Madame Taròt fissò il viso contrito del Novizio e ne
gioì. Per lei era una magra consolazione poter ripagare i suoi avversari con
la medesima moneta. Per un istante tuttavia, non poté non ripensare a quanto
fosse cambiata nel corso degli anni e a quanto risentimento covasse nei
confronti di un unico uomo. Era proprio quella, infatti, la motivazione che l’aveva
spinta a prendere parte a un simile piano. Da come le era stato spiegato in
principio, il suo compito sarebbe stato marginale, “Avvicina i tre ragazzi” le dissero e così fece, tutto pur di
giungere a quell’agognata ricompensa. E ora, a distanza di un anno, si
ritrovava a dover combattere in prima persona, giacché ogni suo piano era
miseramente fallito. Questa volta però non era la ricompensa a muovere le sue
intenzioni. Nel corso del tempo, infatti, la donna aveva sviluppato un morboso
attaccamento verso chi, nell’ombra, le dava ordini; per questo motivo avrebbe
fatto di tutto pur di rimanergli accanto.
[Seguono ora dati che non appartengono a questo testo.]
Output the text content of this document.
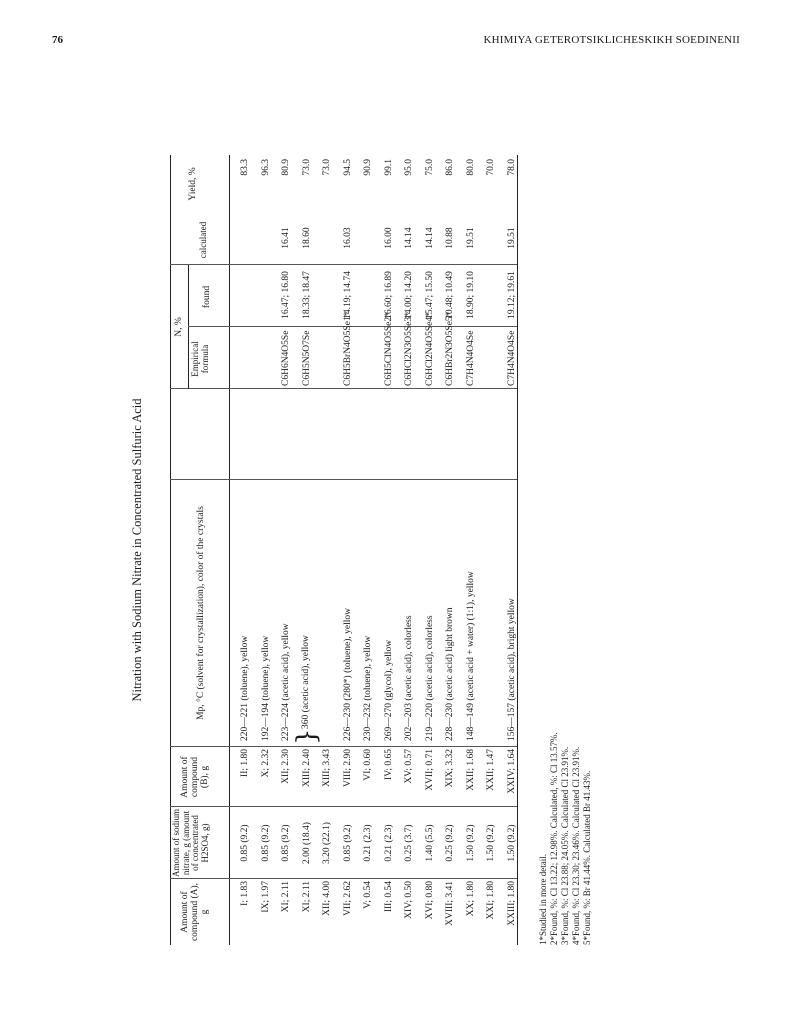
76	KHIMIYA GETEROTSIKLICHESKIKH SOEDINENII
Nitration with Sodium Nitrate in Concentrated Sulfuric Acid
Amount of compound (A), g
Amount of sodium nitrate, g (amount of concentrated H2SO4, g)
Amount of compound (B), g
Mp, °C (solvent for crystallization), color of the crystals
Empirical formula
N, %
found
calculated
Yield, %
I; 1.83
0.85 (9.2)
II; 1.80
220—221 (toluene), yellow
83.3
IX; 1.97
0.85 (9.2)
X; 2.32
192—194 (toluene), yellow
96.3
XI; 2.11
0.85 (9.2)
XII; 2.30
223—224 (acetic acid), yellow
C6H6N4O5Se
16.47; 16.80
16.41
80.9
XI; 2.11
2.00 (18.4)
XIII; 2.40
C6H5N5O7Se
18.33; 18.47
18.60
73.0
XII; 4.00
3.20 (22.1)
XIII; 3.43
73.0
VII; 2.62
0.85 (9.2)
VIII; 2.90
226—230 (280*) (toluene), yellow
C6H5BrN4O5Se1*
14.19; 14.74
16.03
94.5
V; 0.54
0.21 (2.3)
VI; 0.60
230—232 (toluene), yellow
90.9
III; 0.54
0.21 (2.3)
IV; 0.65
269—270 (glycol), yellow
C6H5ClN4O5Se2*
16.60; 16.89
16.00
99.1
XIV; 0.50
0.25 (3.7)
XV; 0.57
202—203 (acetic acid), colorless
C6HCl2N3O5Se3*
14.00; 14.20
14.14
95.0
XVI; 0.80
1.40 (5.5)
XVII; 0.71
219—220 (acetic acid), colorless
C6HCl2N4O5Se4*
15.47; 15.50
14.14
75.0
XVIII; 3.41
0.25 (9.2)
XIX; 3.32
228—230 (acetic acid) light brown
C6HBr2N3O5Se5*
10.48; 10.49
10.88
86.0
XX; 1.80
1.50 (9.2)
XXII; 1.68
148—149 (acetic acid + water) (1:1), yellow
C7H4N4O4Se
18.90; 19.10
19.51
80.0
XXI; 1.80
1.50 (9.2)
XXII; 1.47
70.0
XXIII; 1.80
1.50 (9.2)
XXIV; 1.64
156—157 (acetic acid), bright yellow
C7H4N4O4Se
19.12; 19.61
19.51
78.0
}
360 (acetic acid), yellow
1*Studied in more detail. 2*Found, %: Cl 13.22; 12.98%. Calculated, %: Cl 13.57%. 3*Found, %: Cl 23.88; 24.05%. Calculated Cl 23.91%. 4*Found, %: Cl 23.30; 23.46%. Calculated Cl 23.91%. 5*Found, %: Br 41.44%. Calculated Br 41.43%.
Per decenni la Paramal aveva vissuto
una vita solitaria, poiché tutta la sua gente era stata scacciata da Horsia,
ecco perché quando un uomo bussò alla sua porta, le parve insolito e bizzarro.
La ammaliò sin da subito e in men che non si dica, si ritrovò invischiata dei
suoi misteriosi progetti, primo tra tutti: annientare la credibilità di chi l’aveva
ridotta in miseria.
La fortuna tuttavia, le era stata avversa e tutte le sue
azioni avevano portato esiti non desiderati, fino a che lo stesso Signore non
era stato costretto a intervenire personalmente. Non più una missiva era giunta
alla sua porta o comunicazioni segrete che la informassero sul da farsi e
Madame Taròt si era ritrovata di nuovo sola. La sua infatuazione le dava una
certa vergogna, non era più una ragazzina ormai, eppure la sola idea di non
rivedere il volto di quell’uomo non poteva proprio accettarlo; perciò, a
dispetto dei piani, decise di intervenire in prima persona.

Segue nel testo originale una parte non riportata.